Grantham's quarterly note to clients came with a mock horror movie image titled, "Night of the Living Fed: Something Unbelievably Terrifying."Click here to read the note.
The comments by Grantham, a well-respected voice in the financial community, contributed to the selloff in stocks on Wednesday.
Stocks extended their losses as concerns grew that the Fed's next round of quantitative easing may actually be less agressive than expected.
The central bank, which has already bought about $1.7 trillion worth of Treasury and mortgage-related debt, is expected to launch a second round of asset purchases next week of anywhere from $500 billion to $2 trillion. But the Wall Street Journal reported Wednesdaythat the central bank may start buying only a few hundred billion dollars over several months.
Grantham, meanwhile, said the Fed's policies under both Alan Greenspan and Ben Bernanke have led to runaway commodity prices, asset bubbles, a falling dollar and are likely to have no long-term benefit for the economy.
The investment manager said if he were a "benevolent dictator," he would "strip the Fed of its obligation to worry about the economy and ask it to limit its meddling to attempting to manage inflation."
The problem with quantitative easing —the Fed policy of stimulating the economy through actions such as purchases of long-term debt — is it has historically led to the creation of more debt in the economy, as well as higher asset prices, and has not led to higher rates of GDP growth.
Instead, lower rates “encourage speculation in markets and produce higher-priced and therefore less rewarding investments, which tilt markets toward the speculative end,” Grantham wrote. “Sustained higher prices mislead consumers and budgets alike.”
Grantham's attacks were not centered just on the current administration.

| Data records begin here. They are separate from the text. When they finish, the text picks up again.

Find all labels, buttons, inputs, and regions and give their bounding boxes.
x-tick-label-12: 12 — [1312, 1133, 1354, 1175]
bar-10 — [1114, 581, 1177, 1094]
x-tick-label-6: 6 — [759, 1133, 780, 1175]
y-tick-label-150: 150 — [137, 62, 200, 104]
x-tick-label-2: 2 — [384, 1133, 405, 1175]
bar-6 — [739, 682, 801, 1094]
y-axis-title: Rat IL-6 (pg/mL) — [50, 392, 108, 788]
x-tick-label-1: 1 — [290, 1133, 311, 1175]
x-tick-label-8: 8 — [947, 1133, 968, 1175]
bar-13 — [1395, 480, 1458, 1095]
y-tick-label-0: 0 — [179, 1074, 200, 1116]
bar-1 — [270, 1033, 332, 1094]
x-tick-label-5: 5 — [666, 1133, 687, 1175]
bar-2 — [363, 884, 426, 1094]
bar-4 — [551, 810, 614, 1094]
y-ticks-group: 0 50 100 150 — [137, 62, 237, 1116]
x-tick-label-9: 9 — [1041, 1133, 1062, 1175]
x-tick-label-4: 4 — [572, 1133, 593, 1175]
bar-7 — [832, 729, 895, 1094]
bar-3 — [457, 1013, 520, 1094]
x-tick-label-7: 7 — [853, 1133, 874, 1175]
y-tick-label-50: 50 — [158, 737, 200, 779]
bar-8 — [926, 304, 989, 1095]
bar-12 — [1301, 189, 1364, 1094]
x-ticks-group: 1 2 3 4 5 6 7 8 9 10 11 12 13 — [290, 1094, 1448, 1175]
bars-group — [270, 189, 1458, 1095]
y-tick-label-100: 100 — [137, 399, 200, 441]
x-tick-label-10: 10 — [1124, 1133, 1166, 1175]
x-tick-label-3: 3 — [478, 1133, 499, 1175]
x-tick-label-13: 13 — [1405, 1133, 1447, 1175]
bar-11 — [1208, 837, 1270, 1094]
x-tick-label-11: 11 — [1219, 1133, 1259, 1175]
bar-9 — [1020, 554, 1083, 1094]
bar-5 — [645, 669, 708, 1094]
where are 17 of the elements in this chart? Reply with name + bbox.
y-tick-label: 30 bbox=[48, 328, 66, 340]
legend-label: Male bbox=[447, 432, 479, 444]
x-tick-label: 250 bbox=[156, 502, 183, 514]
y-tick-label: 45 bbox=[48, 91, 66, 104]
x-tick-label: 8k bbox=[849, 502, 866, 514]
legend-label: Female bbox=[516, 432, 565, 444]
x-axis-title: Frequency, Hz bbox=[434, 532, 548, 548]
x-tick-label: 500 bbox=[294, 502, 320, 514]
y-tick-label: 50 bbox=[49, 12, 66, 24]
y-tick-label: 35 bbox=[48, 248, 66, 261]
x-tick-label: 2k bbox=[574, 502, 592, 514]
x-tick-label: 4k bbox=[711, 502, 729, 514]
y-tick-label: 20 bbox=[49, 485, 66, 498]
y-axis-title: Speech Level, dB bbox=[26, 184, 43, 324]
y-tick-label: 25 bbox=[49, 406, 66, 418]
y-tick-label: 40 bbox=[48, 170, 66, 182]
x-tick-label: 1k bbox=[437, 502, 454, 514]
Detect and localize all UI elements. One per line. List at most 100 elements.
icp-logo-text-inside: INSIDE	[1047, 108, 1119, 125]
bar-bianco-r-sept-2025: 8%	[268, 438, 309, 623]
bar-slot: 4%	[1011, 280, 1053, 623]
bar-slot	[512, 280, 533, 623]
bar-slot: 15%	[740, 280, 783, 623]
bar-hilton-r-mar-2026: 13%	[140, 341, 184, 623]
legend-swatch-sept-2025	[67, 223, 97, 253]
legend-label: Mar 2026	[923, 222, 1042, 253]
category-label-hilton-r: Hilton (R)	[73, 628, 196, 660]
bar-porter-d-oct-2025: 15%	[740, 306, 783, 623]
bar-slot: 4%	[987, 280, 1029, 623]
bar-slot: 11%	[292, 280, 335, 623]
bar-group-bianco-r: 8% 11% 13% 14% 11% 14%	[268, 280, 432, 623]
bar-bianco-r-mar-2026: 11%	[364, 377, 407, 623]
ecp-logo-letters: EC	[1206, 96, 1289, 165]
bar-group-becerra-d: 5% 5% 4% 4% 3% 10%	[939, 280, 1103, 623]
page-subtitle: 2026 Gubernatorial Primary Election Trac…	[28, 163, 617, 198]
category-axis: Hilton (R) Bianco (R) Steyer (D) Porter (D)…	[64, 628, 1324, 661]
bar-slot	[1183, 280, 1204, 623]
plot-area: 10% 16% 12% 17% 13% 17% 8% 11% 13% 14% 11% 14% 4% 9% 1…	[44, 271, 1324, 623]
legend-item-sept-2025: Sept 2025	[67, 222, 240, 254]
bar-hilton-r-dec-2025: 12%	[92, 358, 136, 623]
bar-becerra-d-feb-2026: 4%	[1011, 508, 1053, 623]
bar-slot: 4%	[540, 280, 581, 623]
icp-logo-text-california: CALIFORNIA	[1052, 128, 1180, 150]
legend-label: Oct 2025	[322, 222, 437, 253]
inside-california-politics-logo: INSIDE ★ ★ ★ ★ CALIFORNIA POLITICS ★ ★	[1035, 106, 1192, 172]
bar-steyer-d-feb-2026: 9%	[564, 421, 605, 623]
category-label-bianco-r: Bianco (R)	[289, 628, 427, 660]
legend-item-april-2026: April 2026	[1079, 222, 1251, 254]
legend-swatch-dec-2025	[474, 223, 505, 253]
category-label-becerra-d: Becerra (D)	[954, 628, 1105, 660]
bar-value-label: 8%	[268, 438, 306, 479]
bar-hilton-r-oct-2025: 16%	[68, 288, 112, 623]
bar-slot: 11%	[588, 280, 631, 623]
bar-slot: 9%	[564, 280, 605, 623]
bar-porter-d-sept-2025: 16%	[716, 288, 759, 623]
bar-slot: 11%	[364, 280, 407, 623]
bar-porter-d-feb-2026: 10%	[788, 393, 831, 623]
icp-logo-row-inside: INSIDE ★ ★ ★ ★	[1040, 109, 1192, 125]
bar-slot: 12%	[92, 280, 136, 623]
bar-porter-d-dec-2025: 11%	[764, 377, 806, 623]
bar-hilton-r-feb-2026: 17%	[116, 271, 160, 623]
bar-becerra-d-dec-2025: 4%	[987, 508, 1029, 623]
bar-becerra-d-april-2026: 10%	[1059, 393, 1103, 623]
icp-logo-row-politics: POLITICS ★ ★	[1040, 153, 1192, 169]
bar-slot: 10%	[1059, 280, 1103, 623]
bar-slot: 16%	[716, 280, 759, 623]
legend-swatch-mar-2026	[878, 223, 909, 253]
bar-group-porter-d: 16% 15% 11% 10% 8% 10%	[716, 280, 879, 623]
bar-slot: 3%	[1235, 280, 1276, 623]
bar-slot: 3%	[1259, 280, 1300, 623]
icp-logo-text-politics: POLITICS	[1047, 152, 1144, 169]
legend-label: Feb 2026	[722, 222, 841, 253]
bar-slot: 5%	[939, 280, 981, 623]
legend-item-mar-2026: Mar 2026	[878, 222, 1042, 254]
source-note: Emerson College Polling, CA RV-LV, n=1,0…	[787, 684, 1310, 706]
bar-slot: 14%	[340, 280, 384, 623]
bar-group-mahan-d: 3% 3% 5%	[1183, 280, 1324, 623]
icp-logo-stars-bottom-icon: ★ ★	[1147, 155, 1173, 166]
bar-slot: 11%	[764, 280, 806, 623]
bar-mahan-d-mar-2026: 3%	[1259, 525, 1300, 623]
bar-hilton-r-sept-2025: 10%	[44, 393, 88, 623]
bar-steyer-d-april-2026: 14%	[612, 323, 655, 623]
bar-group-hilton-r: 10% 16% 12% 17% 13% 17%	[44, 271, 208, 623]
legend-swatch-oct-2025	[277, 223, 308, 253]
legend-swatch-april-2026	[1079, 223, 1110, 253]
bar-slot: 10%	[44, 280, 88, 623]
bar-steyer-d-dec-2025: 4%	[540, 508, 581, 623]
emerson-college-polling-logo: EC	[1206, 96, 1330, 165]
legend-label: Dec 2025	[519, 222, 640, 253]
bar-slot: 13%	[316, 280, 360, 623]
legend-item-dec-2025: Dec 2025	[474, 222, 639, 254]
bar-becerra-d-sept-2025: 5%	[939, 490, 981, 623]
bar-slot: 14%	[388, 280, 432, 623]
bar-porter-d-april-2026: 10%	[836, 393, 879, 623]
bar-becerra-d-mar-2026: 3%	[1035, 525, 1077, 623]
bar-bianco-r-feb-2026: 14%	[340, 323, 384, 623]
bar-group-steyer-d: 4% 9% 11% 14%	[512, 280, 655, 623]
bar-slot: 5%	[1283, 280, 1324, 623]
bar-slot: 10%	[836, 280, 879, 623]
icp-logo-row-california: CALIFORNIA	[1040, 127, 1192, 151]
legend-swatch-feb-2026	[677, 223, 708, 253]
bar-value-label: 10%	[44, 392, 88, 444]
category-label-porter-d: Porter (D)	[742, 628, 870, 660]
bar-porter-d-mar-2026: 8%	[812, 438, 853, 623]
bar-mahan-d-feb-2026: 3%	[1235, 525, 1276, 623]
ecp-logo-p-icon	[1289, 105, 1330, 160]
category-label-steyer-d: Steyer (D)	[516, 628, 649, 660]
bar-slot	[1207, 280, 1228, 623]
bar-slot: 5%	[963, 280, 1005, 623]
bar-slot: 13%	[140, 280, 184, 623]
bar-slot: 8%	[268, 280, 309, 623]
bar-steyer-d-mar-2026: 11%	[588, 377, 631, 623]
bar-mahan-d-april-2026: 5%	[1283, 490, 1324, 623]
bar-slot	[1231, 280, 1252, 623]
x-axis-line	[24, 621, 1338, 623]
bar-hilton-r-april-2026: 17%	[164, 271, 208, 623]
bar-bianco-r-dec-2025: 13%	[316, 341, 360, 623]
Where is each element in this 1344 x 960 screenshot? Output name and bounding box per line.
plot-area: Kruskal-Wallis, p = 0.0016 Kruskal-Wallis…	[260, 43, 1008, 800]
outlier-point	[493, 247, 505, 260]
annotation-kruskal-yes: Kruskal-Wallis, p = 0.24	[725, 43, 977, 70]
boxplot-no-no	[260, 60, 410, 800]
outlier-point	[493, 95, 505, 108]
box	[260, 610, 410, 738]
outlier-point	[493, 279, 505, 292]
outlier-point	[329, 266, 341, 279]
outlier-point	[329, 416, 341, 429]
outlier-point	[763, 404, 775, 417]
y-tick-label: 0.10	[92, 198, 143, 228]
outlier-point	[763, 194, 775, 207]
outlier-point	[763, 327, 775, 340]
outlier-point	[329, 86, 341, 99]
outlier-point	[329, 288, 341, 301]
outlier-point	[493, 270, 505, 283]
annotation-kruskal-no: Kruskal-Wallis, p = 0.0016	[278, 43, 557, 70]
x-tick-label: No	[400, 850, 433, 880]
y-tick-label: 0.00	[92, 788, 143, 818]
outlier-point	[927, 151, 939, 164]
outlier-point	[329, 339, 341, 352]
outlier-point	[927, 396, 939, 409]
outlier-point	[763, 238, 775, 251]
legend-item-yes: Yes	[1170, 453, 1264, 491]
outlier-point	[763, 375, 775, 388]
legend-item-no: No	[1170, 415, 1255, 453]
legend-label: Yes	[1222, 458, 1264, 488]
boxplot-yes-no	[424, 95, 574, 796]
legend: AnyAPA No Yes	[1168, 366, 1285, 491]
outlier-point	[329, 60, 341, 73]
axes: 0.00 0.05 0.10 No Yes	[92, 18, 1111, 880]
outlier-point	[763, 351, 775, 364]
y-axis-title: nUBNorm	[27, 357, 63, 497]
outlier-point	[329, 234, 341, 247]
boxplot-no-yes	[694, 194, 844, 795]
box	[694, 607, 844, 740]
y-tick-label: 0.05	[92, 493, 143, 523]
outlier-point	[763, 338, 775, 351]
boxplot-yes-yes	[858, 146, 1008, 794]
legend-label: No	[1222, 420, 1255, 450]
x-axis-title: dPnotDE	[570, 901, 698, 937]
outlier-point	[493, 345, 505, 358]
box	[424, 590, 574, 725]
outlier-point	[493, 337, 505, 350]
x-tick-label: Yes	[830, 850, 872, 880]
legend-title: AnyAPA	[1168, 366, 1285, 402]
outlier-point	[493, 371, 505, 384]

"In my opinion, capitalism has been manipulated far more, and more dangerously, by the last two Republican-appointed Fed bosses than everything else added together," he wrote. "It is naïve, if fashionable, to blame the rather lame current Administration for all of our problems. They inherited a cake already baked or, better, “half baked,” and the master bakers were the current and former Fed bosses, and the underbaker (not quite an undertaker, but nearly) was Hank Paulson with his “contained” sub-prime crisis."